The Imperial Units Trap
In SI, it’s clean: 1 N = 1 kg × 1 m/s². In imperial, it’s a mess. The pound (lb) is used for both mass AND force, which leads to endless confusion. The formal unit of mass in imperial is the slug (1 lbf = 1 slug × 1 ft/s²), but nobody uses slugs in everyday life. Most engineers use the lbm (pound-mass) and include a gc conversion factor:
F = m × a / gc , where gc = 32.174 lbm·ft/(lbf·s²)
This is why most of the engineering world uses SI. But if you work in the US, you’ll deal with both — just be careful with your units.
Practical Examples
Example 1: Braking Force
A 3,000 lb car decelerates from 60 mph to 0 in 4 seconds. What force do the brakes apply?
- 60 mph = 88 ft/s
- a = Δv / Δt = 88 / 4 = 22 ft/s²
- m = 3000 / 32.2 = 93.2 slugs
- F = 93.2 × 22 = 2,050 lbf
That’s roughly 0.68g of deceleration — typical for firm braking.
Example 2: Elevator Cable Tension
A 2,000 kg elevator accelerates upward at 1.5 m/s². What’s the cable tension?
- The cable must support weight AND provide the upward force:
- T = m(g + a) = 2000 × (9.81 + 1.5) = 22,620 N ≈ 22.6 kN
At rest, the cable only carries 19,620 N. The acceleration adds 15% more load — which is why elevator cables have large safety factors.
Example 3: Sizing a Motor
You need to accelerate a 50 kg conveyor load from 0 to 2 m/s in 0.5 seconds. Required force:
- a = 2 / 0.5 = 4 m/s²
- F = 50 × 4 = 200 N (just for acceleration)

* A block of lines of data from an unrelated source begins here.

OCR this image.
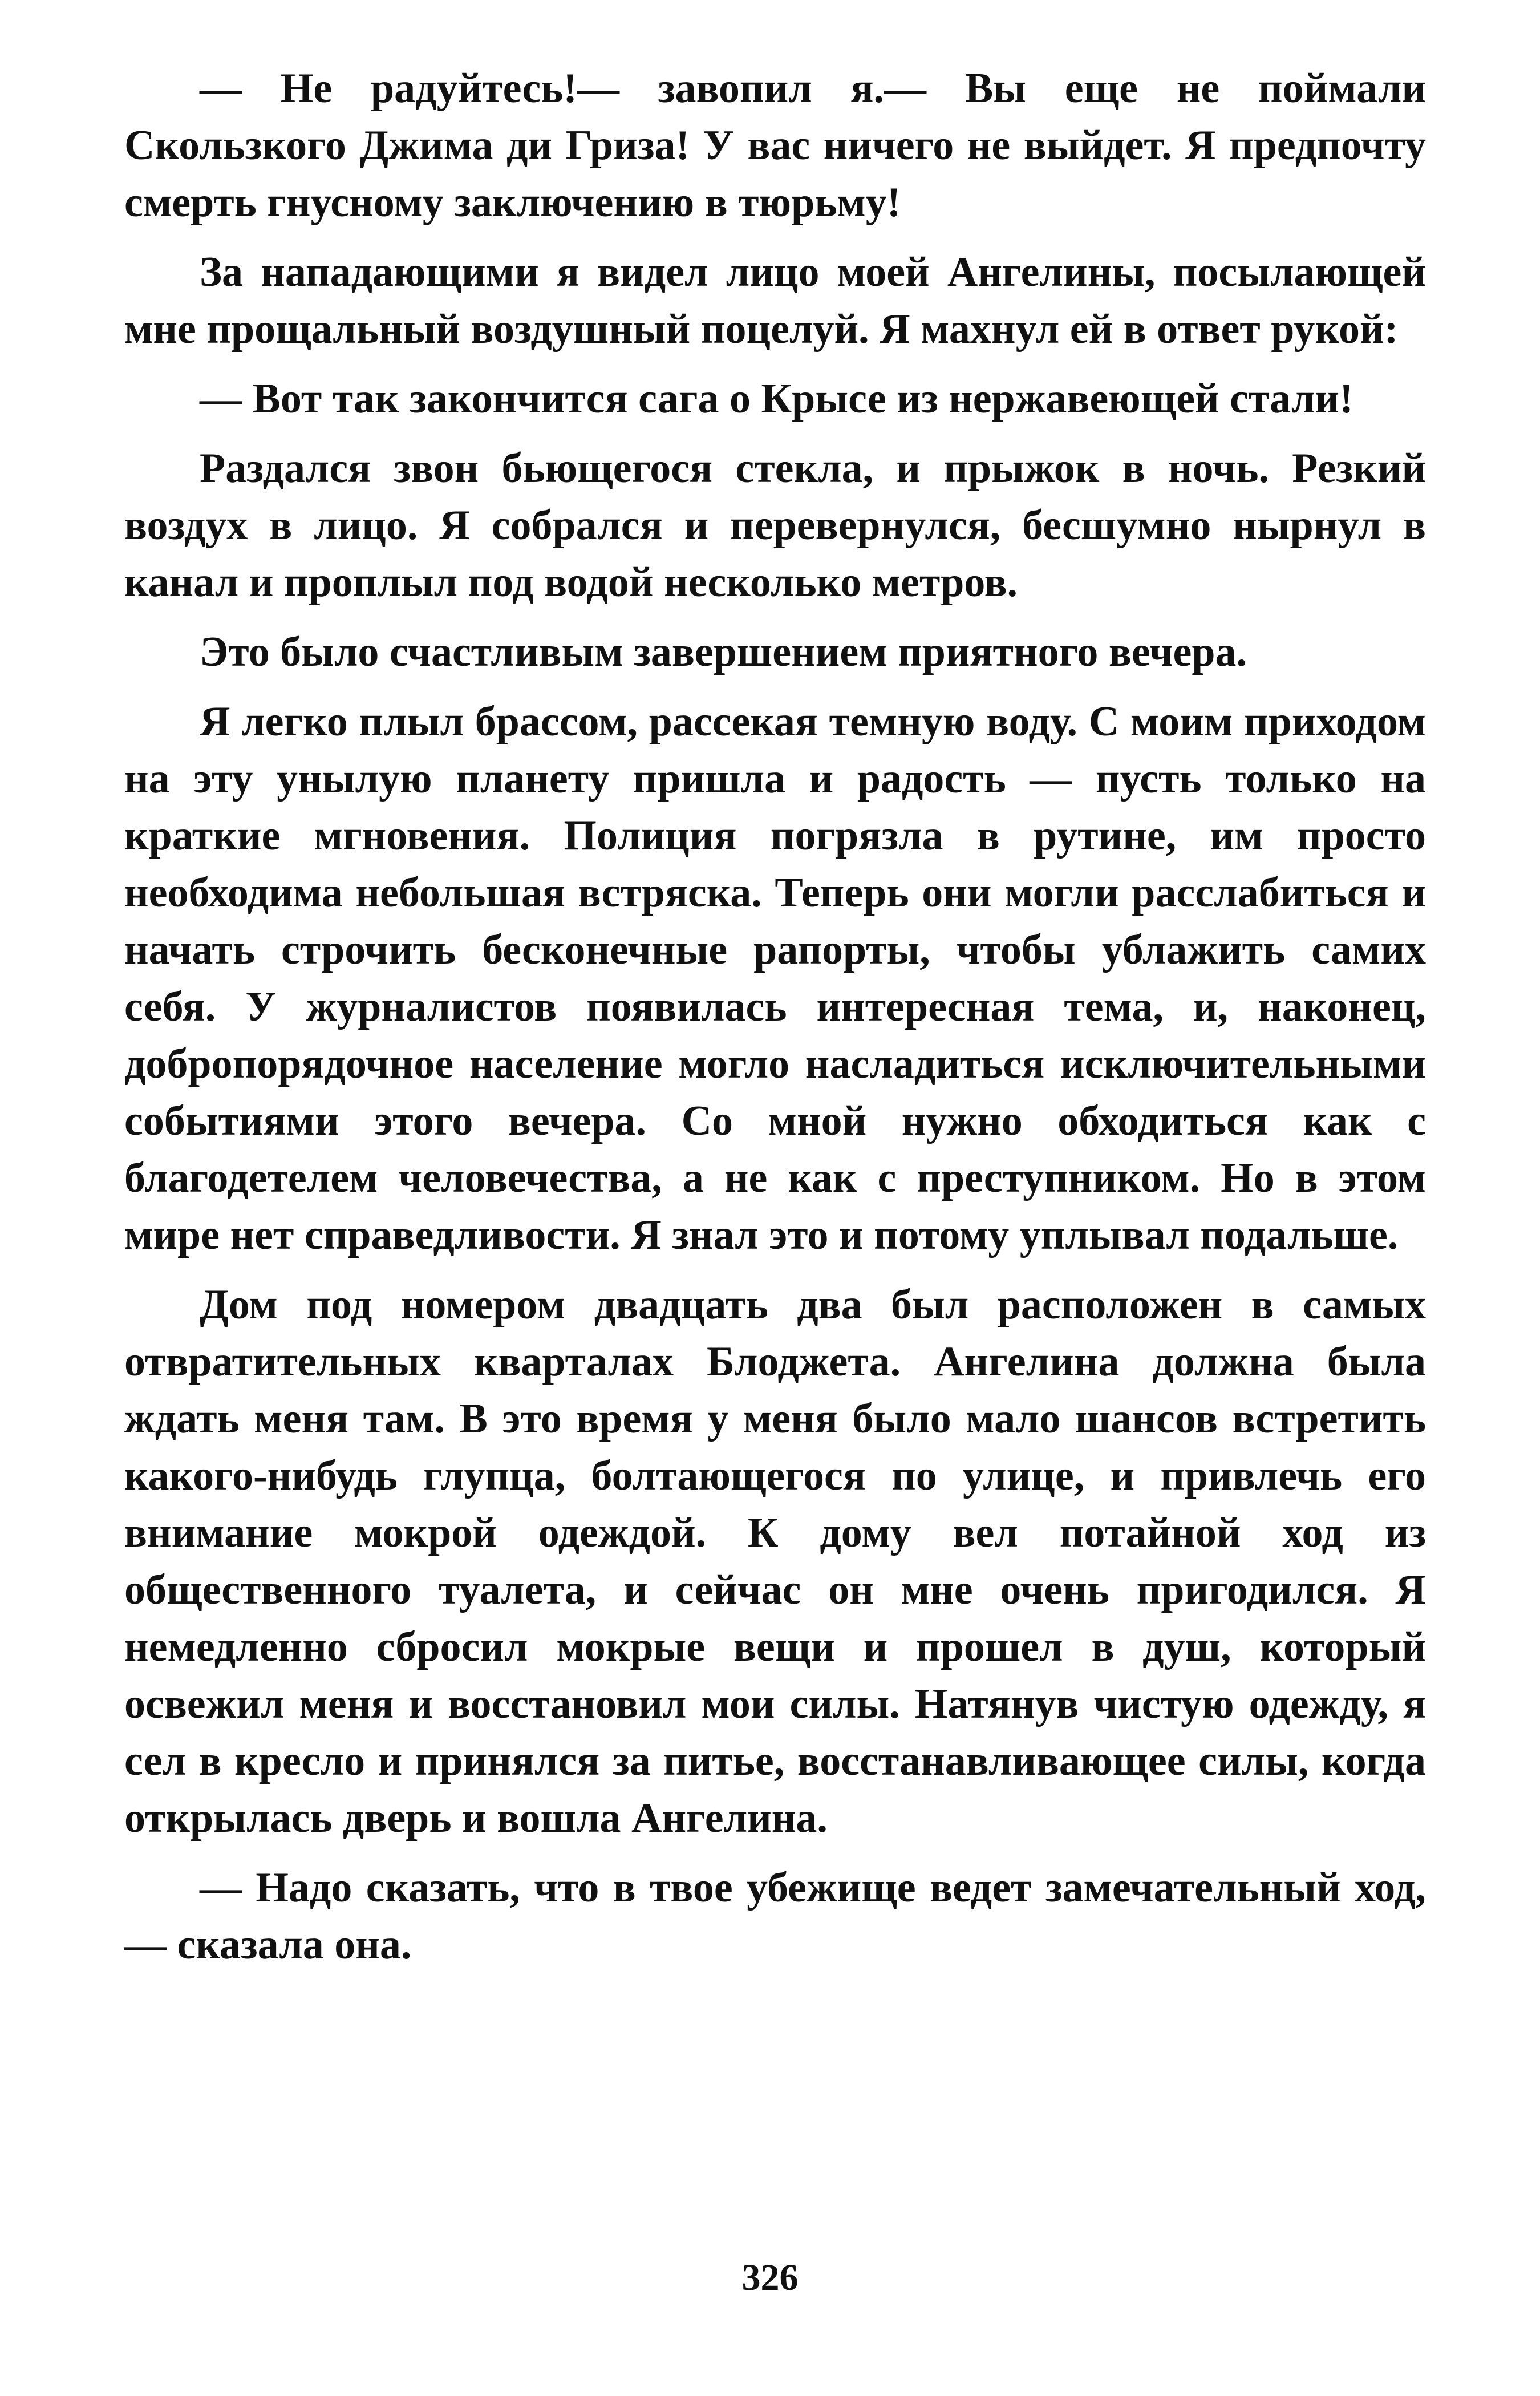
— Не радуйтесь!— завопил я.— Вы еще не поймали Скользкого Джима ди Гриза! У вас ничего не выйдет. Я предпочту смерть гнусному заключению в тюрьму!

За нападающими я видел лицо моей Ангелины, посылающей мне прощальный воздушный поцелуй. Я махнул ей в ответ рукой:

— Вот так закончится сага о Крысе из нержавеющей стали!

Раздался звон бьющегося стекла, и прыжок в ночь. Резкий воздух в лицо. Я собрался и перевернулся, бесшумно нырнул в канал и проплыл под водой несколько метров.

Это было счастливым завершением приятного вечера.

Я легко плыл брассом, рассекая темную воду. С моим приходом на эту унылую планету пришла и радость — пусть только на краткие мгновения. Полиция погрязла в рутине, им просто необходима небольшая встряска. Теперь они могли расслабиться и начать строчить бесконечные рапорты, чтобы ублажить самих себя. У журналистов появилась интересная тема, и, наконец, добропорядочное население могло насладиться исключительными событиями этого вечера. Со мной нужно обходиться как с благодетелем человечества, а не как с преступником. Но в этом мире нет справедливости. Я знал это и потому уплывал подальше.

Дом под номером двадцать два был расположен в самых отвратительных кварталах Блоджета. Ангелина должна была ждать меня там. В это время у меня было мало шансов встретить какого-нибудь глупца, болтающегося по улице, и привлечь его внимание мокрой одеждой. К дому вел потайной ход из общественного туалета, и сейчас он мне очень пригодился. Я немедленно сбросил мокрые вещи и прошел в душ, который освежил меня и восстановил мои силы. Натянув чистую одежду, я сел в кресло и принялся за питье, восстанавливающее силы, когда открылась дверь и вошла Ангелина.

— Надо сказать, что в твое убежище ведет замечательный ход, — сказала она.

326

- Add friction: if μ = 0.15, friction force = 0.15 × 50 × 9.81 = 73.6 N
- Total = 273.6 N → Power = F × v = 273.6 × 2 = 547 W ≈ 0.75 HP motor
Derived Relationships
Almost everything in mechanics comes from F = ma combined with a few definitions:
- Work: W = F × d (force × distance) → joules or ft·lbf
- Power: P = F × v (force × velocity) → watts or HP
- Kinetic Energy: KE = ½mv² (comes from integrating F = ma over distance)
- Momentum: p = mv (comes from integrating F = ma over time)
- Impulse: J = F × Δt = Δ(mv) — why crumple zones save lives
Key Takeaways
- F = ma is the foundation of all mechanical analysis
- Weight is a force (W = mg), mass is a property
- In imperial units, watch your lbf vs lbm — it’s the #1 source of engineering unit errors
- When in doubt, check your units. If they don’t cancel correctly, your answer is wrong.